Margaret Atwood says AI’s “garbage in, garbage out” fails readers with wrong answers
Author Margaret Atwood used Claude once, got incorrect information, and connected the mistake to the limits of large language models.

Margaret Atwood, interviewed for the Babell Literary and Cultural Festival in Porto, Portugal, said she used Anthropic's Claude exactly once and was unimpressed. Her takeaway, echoed in a Deadline recap, was that AI outputs can be wrong or even misleading because it is not human.
Margaret Atwood does not sound impressed by AI, and her reasoning is painfully concrete. In a Deadline recap of her interview at the Babell Literary and Cultural Festival in Porto, Portugal, the storied author of The Handmaid's Tale and The Blind Assassin said she used an AI chatbot exactly once, Anthropic's Claude, and came away unimpressed because it delivered the wrong answer. She was looking for information about the British detective series Father Brown, and, as she put it, “Claude gave me the wrong answer, or it lied.”
That is the headline stake in plain English: Atwood’s issue was not “AI is imperfect.” It was that the system can output information that sounds confident but is simply incorrect, and it may not even have the human concept of honesty behind the words. She added that “it didn't know it was lying because it's not a human being; it's a large language model.” In other words, she frames the failure mode as structural, not personal.
For executives and board members, that matters because the product risk is not just bad facts. The risk is trust. Large language models are designed to generate text that reads like answers, and when those answers are used in high-stakes contexts, the harm can compound quickly. Atwood’s example is small scale and literary. But the underlying question she raises is the same one regulators, buyers, and risk teams keep circling: how do you prevent confident nonsense from being treated like knowledge?
The phrase Atwood used, “garbage in, garbage out,” is often repeated in AI governance discussions because it is a clean way to describe a messy reality. Models can be trained on large datasets, but the world you are trying to query does not always map neatly onto what the system has seen, what it has stored, or what it can verify on demand. Even when a model is not “lying” in the human moral sense, it can still produce an output that is wrong. The second-order problem is that many workflows do not force a verification step. If a tool returns an answer instantly, teams may adapt their process to treat the output as a first draft of truth instead of a prompt for confirmation.
This is where the literary and cultural framing in Atwood's appearance becomes relevant for decision-makers. Her complaint surfaced in a festival setting, but it lands directly on the deployment question business leaders face: what is the acceptable level of error for the use case? For customer support, a wrong detail might create a refund ticket. For compliance, it can create audit findings. For healthcare or legal contexts, it can create real-world consequences. Atwood’s interview does not provide a new regulatory rule, but it reinforces a pressure point that already exists in AI policy: transparency about limitations, and controls that require humans and systems to catch mistakes.
Regulatory attention to AI has been accelerating across jurisdictions largely because of exactly these trust gaps: outputs that appear authoritative, even when they are not reliable. When a board asks for AI risk frameworks, the core is usually the same: identify where models can fail, quantify acceptable error, and define guardrails. Atwood’s “wrong answer” for Father Brown is a micro-incident that illustrates the category of failure, not the exact policy mechanism.

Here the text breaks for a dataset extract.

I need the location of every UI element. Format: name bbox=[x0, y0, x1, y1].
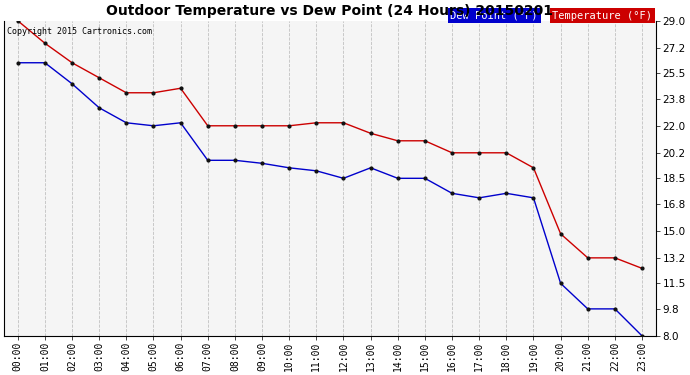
Title: Outdoor Temperature vs Dew Point (24 Hours) 20150201: Outdoor Temperature vs Dew Point (24 Hou… bbox=[106, 4, 553, 18]
Text: Copyright 2015 Cartronics.com: Copyright 2015 Cartronics.com bbox=[8, 27, 152, 36]
Text: Dew Point (°F): Dew Point (°F) bbox=[451, 11, 538, 21]
Text: Temperature (°F): Temperature (°F) bbox=[553, 11, 652, 21]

Still, her comments are a useful reminder that governance is not only about preventing unsafe behavior. It is also about preventing incorrect information from being presented as if it is correct.
There is also an incentive dynamic that boards should keep in mind. AI product teams often optimize for helpfulness, speed, and conversational fluency. Those metrics can unintentionally reward confident phrasing. If the system is evaluated on perceived helpfulness rather than verified accuracy, it can become better at sounding right while remaining wrong. Atwood’s blunt observation that Claude “gave me the wrong answer, or it lied” points at the gap between language that persuades and language that is true. Even if the system is generating plausible text from patterns, the end user experiences it as an assertion.
For peers in similar roles, the strategic stake is simple: credibility is an asset, and misinformation is corrosive. The fastest way to lose customer and stakeholder trust is not one dramatic failure, it is a pattern of small errors that users only notice after they have already acted. Atwood’s example is a reminder that “garbage in, garbage out” is not an abstract slogan. It is a description of how an AI output can fail the human who just asked a normal question, and why that failure should trigger guardrails, verification, and accountability, not hand-waving.